Especially that mobile phone is a challenge. Where she used to obsessively check her landline when at home, she now has access to her phone all the time. And still has the same obsession, which includes her amount of Twitter followers as well. This results in her checking twitter and texting during important business meetings. Why anyone would want to work with her is beyond me. Not that she really needs work, as she is now a wealthy albeit slightly depressed widow. To keep her spirits up, she takes to screenwriting, which came a bit out of the blue. This screenplay gets picked up by a friend of a friend of a friend, and Bridget is invited to some meeting to talk about how they’re going to make a movie out of it.

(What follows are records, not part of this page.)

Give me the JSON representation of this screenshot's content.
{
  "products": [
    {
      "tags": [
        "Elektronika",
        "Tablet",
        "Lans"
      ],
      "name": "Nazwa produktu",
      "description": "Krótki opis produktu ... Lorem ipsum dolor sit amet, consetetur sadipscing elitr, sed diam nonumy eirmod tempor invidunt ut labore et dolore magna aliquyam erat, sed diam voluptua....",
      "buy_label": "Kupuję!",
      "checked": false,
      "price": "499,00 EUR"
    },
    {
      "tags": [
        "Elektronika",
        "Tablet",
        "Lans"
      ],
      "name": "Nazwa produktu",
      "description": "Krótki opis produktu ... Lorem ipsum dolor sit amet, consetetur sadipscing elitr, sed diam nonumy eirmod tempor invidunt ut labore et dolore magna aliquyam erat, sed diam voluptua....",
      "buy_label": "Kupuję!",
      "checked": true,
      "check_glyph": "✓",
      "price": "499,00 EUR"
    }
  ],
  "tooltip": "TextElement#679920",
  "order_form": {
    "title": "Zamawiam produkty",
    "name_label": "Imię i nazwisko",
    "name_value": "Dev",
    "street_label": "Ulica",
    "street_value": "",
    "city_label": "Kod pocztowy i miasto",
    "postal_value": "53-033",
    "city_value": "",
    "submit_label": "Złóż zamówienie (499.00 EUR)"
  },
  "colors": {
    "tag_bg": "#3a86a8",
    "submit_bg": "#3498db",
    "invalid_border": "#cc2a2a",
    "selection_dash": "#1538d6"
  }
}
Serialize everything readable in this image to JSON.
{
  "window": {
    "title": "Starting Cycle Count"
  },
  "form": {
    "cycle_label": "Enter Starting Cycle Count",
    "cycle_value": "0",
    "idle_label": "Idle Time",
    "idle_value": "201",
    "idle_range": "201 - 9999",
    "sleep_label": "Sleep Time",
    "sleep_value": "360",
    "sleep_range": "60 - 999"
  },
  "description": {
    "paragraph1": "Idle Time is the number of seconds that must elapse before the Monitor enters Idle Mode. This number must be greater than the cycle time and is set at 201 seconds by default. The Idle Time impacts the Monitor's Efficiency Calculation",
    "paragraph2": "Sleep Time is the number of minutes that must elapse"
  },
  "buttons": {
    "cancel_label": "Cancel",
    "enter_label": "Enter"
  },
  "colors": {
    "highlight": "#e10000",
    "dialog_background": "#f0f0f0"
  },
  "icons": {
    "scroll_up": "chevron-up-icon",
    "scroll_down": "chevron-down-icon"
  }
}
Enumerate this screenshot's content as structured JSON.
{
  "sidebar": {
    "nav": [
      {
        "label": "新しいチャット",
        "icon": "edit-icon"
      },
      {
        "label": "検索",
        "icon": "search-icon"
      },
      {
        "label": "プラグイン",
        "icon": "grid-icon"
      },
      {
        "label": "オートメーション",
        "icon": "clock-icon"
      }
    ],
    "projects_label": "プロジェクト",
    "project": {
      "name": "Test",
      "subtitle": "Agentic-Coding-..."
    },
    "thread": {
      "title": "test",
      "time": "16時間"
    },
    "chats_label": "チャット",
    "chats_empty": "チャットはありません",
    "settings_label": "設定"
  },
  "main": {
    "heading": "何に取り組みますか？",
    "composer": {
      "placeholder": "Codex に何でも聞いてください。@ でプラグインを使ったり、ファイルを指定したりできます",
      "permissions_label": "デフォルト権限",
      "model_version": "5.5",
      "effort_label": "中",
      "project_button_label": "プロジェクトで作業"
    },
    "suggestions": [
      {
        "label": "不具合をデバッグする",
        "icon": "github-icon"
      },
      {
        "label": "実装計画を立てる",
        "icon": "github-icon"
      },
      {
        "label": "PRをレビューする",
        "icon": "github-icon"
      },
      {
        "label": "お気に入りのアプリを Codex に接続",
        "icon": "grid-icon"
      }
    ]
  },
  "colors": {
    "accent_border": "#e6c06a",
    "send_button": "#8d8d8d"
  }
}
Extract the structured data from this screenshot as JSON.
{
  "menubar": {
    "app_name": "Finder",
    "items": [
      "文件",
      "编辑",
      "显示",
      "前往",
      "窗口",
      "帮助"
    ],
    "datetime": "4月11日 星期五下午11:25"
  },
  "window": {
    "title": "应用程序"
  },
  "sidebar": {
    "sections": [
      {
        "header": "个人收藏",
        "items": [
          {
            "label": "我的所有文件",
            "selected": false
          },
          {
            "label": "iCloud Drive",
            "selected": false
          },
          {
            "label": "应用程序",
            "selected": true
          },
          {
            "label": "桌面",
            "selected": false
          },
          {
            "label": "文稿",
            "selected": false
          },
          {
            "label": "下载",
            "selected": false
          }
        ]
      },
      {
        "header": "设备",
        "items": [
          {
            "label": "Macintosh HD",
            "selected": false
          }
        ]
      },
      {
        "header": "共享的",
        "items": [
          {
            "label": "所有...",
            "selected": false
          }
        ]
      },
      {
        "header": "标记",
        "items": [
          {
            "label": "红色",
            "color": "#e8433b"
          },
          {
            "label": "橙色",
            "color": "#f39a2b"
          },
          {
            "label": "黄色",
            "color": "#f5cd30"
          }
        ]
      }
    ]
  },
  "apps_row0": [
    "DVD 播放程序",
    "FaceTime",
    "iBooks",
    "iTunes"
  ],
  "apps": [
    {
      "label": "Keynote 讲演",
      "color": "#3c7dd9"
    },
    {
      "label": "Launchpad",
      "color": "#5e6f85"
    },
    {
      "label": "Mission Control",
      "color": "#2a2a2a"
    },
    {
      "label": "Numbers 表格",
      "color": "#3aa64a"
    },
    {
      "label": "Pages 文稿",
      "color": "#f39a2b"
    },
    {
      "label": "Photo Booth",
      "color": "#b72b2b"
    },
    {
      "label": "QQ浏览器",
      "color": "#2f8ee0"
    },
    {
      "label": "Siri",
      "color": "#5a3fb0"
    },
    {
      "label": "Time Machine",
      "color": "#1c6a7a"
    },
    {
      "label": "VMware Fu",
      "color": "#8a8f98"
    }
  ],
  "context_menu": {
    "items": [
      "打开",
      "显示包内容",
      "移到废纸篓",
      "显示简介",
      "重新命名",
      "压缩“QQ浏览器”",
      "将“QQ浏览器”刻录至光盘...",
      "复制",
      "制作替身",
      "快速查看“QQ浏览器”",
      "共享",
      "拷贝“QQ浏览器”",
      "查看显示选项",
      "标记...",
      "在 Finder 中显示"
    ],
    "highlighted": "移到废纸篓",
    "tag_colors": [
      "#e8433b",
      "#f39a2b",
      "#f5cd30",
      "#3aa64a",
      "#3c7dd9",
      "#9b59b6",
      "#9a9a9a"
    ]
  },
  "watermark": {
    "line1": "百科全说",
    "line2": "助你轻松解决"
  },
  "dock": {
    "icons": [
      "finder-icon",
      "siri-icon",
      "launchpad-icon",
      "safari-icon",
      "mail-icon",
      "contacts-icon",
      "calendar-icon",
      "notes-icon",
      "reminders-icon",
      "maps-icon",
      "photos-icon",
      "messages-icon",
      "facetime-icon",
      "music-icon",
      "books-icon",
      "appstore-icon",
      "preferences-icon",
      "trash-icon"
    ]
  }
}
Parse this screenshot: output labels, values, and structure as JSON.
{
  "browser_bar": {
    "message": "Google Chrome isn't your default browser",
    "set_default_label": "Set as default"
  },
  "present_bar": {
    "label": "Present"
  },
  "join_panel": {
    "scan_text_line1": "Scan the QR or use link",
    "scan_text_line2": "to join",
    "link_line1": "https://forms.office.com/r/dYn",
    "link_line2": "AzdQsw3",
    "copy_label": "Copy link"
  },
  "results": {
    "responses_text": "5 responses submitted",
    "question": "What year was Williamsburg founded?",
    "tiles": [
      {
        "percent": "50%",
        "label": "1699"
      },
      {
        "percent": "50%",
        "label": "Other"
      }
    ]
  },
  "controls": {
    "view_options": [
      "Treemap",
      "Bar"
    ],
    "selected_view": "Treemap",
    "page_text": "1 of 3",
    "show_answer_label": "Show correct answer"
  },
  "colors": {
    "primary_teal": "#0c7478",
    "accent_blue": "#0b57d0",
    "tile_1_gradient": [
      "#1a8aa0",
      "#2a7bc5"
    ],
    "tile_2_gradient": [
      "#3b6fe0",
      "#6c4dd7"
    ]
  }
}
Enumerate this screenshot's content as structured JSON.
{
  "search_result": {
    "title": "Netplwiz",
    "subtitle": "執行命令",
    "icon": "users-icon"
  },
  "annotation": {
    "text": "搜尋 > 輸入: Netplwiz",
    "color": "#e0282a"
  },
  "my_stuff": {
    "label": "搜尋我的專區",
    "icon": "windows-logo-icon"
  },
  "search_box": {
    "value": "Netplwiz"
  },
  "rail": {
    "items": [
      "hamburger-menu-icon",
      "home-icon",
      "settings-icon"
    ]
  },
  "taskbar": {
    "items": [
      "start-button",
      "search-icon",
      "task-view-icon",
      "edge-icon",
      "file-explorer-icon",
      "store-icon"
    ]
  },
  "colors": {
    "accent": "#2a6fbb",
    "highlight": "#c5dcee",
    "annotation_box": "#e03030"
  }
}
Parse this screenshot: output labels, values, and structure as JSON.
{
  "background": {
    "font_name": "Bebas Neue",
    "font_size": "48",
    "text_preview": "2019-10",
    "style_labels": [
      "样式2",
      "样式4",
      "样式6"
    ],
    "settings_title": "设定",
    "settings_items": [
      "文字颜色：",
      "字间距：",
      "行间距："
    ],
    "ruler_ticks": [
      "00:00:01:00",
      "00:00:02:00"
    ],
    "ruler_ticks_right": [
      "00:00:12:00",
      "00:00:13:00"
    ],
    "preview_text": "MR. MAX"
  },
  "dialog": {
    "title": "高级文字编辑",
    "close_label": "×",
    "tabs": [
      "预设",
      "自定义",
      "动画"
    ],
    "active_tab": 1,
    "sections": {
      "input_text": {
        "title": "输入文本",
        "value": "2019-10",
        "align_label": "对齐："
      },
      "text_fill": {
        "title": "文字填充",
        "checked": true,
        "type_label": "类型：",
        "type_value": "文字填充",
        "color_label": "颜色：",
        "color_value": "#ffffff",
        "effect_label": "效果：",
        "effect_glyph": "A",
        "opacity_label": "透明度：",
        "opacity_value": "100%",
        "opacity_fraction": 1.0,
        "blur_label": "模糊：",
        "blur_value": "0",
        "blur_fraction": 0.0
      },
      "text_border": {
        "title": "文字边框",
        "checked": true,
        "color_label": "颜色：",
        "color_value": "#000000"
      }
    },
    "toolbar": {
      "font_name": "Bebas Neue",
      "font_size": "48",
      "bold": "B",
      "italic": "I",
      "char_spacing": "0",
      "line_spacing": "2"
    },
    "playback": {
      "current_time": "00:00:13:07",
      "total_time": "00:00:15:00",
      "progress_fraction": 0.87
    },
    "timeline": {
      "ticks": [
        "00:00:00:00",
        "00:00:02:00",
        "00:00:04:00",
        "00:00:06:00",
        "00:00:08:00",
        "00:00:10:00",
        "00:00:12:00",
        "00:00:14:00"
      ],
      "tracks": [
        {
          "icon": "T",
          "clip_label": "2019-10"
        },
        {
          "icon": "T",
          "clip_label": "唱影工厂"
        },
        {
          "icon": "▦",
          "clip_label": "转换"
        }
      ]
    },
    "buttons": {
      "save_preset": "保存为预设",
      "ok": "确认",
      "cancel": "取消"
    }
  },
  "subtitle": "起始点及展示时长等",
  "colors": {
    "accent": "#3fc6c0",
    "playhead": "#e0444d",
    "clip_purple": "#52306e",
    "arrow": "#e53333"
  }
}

Perfect time to text your tomboy, right?
All we can do is keep breathing
After Mark died, Bridget fell into an episode of grief and is pulled out by her friend. Who are, surprise surprise, all single again! Shazzer has buggered off to Silicon Valley, Jude divorced Vile Richard and is now obsessed with online dating and getting back at her ex by catfishing him. Besides that, there are some new people in her life, the neighbor across the street who happens to have the same tendencies towards alcohol and cigarettes Bridget has, and the other mum’s who seem to have it all perfectly together. This obviously intimidates Bridget, who has always been easily intimidated by appearances. A friendly neighbor with young kids and her own problems is, therefore, a welcome addition to her life.
But the thing about having kids is: you can’t go to pieces; you just have to keep going.
Mad about the boy is not such an easy read as her earlier diaries were. It takes longer to get into the story, mainly because it starts 5 years after Mark died and the reader is just inserted without any explanation. That explanation comes after a while, but it’s a bit tough to get there. What I especially loved about this story, is how it describes the grieve Bridget is going to. Because it’s set 5 years after, Bridget’s grieve has altered from ‘how to get through the day’ to ‘How to live and figure out what I want without that major part of it’. It’s not all-consuming anymore but flares up at the smallest provocation. That part was very realistic and made it really sad at times. Oh, how I wish Bridget got her ‘Happy ever after’.
The writing of the book was again more towards that of a novel in comparison to the two earlier diaries, with yet again longer entries. It’s filled with word for word copies of text messages and tweets (which often include sentences such as ‘blushes madly and hides face behind hair’, which quite frankly gets annoying after a while. I thought everybody knew by know not to do that, but that’s Bridget.
All in all
It’s a more grown-up version of the Bridget we knew, without her voice of reason Mark. It has some similarities to the first novel (Mr. Wallaker = Darcy, the strong, closed off man who Bridget dislikes at first but grows on her; Roxby = Daniel, the fun (although less fuckboy) man with a dirty mind whose not afraid of talking about it). And Daniel makes an appearance as well, although he’s not doing too well. It’s a good read about lost, being forced to grow up and hope. It’s a nice follow up to the earlier diaries but does not measure up to the original.